La creazione di maggiori occasioni di interazione facilita la coesione sociale agendo sulla qualità della
vita e sulle relazioni sociali, agendo come catalizzatore per gli attori tipici dei voids urbani quali
giovani, artisti ed emarginati sociali (Colomb, 2012).
3) Cambia relazioni di potere: maggiore inclusione e giustizia nei processi decisionali
Pop Hub in primo luogo tramite la mappatura cerca di rendere pubbliche tutte quelle informazioni
riguardanti gli edifici pubblici e privati in disuso, qualora non lo fossero, contribuendo alla diffusione
della trasparenza amministrativa e rendendoli accessibili a tutti i potenziali attivatori. Il suo obiettivo
è inoltre far emergere le voci di gruppi e di progetti già presenti sul territorio, anziché stabilire un
approccio chiuso o verticale più tipico delle amministrazioni pubbliche, e creando una rete tra
associazioni e amministrazioni sensibili al tema del riuso sta contribuendo al raggiungimento di una
normativa comune che possa rispondere alle diverse esigenze.
Tra i tipi di innovazione sociale proposti da Pestoff (1998), Pop Hub si inserisce certamente nella terza
categoria: terzo settore in relazione stabile con le amministrazioni, orientato alla produzione di beni e servizi
pubblici, favorendo la transizione da “welfare state” a “welfare society”. È un’iniziativa che solleva infatti i
dilemmi relativi a governance, responsabilità, qualità ed efficienza dei servizi pubblici e privati (2002),
sottolineando come la dimensione territoriale e la distribuzione disomogenea del terzo settore e della
propensione imprenditoriale hanno grande influenza su qualità ed efficienza (vedi la scelta dei casi estremi
di Emilia Romagna e Basilicata).
In conclusione, l’osservazione da vicino di un’esperienza esemplare di innovazione sociale come Pop Hub
deve fungere da esempio per ricordare che un nuovo modo di fare imprenditorialità, giovane, potente e
ispirato a valori sociali e al recupero della qualità delle relazioni, è possibile e soprattutto è alla portata di tutti.

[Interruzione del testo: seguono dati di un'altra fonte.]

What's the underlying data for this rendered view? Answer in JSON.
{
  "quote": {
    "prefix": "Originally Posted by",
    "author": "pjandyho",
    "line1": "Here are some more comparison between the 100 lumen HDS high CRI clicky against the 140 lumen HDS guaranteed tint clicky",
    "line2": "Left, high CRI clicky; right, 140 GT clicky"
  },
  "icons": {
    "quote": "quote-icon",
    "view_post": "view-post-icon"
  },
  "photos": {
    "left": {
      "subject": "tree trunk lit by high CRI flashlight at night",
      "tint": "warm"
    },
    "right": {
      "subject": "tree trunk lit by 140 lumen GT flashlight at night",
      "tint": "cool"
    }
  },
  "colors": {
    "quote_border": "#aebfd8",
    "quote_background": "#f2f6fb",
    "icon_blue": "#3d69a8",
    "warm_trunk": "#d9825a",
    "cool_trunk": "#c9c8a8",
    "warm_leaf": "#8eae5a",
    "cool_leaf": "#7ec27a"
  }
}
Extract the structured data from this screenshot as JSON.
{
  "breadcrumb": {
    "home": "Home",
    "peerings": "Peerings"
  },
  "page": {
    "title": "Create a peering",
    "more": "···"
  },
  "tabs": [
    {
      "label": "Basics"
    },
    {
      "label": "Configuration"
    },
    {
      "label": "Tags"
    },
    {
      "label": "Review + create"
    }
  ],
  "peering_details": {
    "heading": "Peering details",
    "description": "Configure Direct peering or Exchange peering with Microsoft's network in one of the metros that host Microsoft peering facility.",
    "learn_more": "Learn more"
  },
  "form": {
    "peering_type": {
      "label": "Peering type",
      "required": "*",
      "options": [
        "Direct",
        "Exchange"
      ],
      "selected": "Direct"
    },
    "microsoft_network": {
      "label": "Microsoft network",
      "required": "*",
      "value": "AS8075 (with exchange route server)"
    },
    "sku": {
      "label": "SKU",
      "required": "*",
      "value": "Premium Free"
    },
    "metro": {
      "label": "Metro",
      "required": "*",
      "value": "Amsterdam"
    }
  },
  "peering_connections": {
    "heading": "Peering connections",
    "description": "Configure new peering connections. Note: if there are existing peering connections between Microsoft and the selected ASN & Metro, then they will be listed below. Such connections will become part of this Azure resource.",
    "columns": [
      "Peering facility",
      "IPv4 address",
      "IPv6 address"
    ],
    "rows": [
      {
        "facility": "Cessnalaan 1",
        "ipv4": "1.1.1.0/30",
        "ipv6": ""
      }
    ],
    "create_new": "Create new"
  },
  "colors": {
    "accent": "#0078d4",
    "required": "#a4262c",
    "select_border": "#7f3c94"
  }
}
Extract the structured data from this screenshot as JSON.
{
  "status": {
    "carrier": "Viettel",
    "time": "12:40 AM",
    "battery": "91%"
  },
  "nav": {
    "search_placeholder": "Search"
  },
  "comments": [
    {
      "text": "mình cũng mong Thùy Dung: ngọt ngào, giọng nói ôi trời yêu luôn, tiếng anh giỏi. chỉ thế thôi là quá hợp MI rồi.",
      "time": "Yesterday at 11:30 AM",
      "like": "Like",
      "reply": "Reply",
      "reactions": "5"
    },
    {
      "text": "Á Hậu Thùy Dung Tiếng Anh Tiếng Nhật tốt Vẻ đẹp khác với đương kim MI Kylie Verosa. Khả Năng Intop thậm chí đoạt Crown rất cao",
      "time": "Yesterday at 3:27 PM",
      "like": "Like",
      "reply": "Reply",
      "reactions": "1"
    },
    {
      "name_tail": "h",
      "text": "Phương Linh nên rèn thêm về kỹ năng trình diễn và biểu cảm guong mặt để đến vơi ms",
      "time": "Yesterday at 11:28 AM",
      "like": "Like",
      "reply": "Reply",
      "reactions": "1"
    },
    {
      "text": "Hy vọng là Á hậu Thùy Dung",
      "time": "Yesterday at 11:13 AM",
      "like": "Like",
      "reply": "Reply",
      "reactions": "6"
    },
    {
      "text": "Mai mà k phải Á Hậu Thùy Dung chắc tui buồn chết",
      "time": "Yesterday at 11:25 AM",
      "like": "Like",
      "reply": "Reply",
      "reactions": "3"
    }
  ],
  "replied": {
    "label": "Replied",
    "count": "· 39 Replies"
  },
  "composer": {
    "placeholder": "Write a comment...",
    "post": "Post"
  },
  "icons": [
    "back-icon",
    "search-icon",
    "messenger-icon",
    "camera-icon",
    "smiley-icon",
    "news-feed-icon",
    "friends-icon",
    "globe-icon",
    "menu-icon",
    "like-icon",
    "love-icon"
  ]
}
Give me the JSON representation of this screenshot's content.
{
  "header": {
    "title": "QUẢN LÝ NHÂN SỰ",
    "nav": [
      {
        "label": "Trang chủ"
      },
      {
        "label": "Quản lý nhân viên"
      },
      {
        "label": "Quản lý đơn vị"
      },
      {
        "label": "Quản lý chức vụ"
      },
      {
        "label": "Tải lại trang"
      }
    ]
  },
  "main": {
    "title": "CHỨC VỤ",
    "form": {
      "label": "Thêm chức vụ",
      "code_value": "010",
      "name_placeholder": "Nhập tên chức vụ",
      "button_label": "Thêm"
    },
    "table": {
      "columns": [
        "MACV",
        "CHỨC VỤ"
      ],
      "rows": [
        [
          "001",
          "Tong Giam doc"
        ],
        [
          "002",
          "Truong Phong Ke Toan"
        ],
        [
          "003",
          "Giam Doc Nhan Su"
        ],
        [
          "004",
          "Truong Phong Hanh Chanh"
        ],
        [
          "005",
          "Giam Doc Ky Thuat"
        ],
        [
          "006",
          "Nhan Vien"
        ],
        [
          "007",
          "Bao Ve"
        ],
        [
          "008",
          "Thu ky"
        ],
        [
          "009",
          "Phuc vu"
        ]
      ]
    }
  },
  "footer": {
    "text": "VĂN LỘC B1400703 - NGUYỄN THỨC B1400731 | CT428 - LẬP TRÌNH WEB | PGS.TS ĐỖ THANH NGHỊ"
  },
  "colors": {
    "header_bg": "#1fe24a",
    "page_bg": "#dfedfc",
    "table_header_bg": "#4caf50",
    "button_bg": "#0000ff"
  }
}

È possibile innescare nuove occasioni di sviluppo culturale e imprenditoriale locale, proponendo modelli di
gestione alternativi a quelli delle logiche di mercato, per fare in modo che la città e i suoi cittadini si
riapproprino dei loro spazi affidandoli alle idee e alla progettualità dei giovani e facendo spazio a un futuro in
cui la collaborazione, il riuso, la creatività siano parte integrante della vita urbana.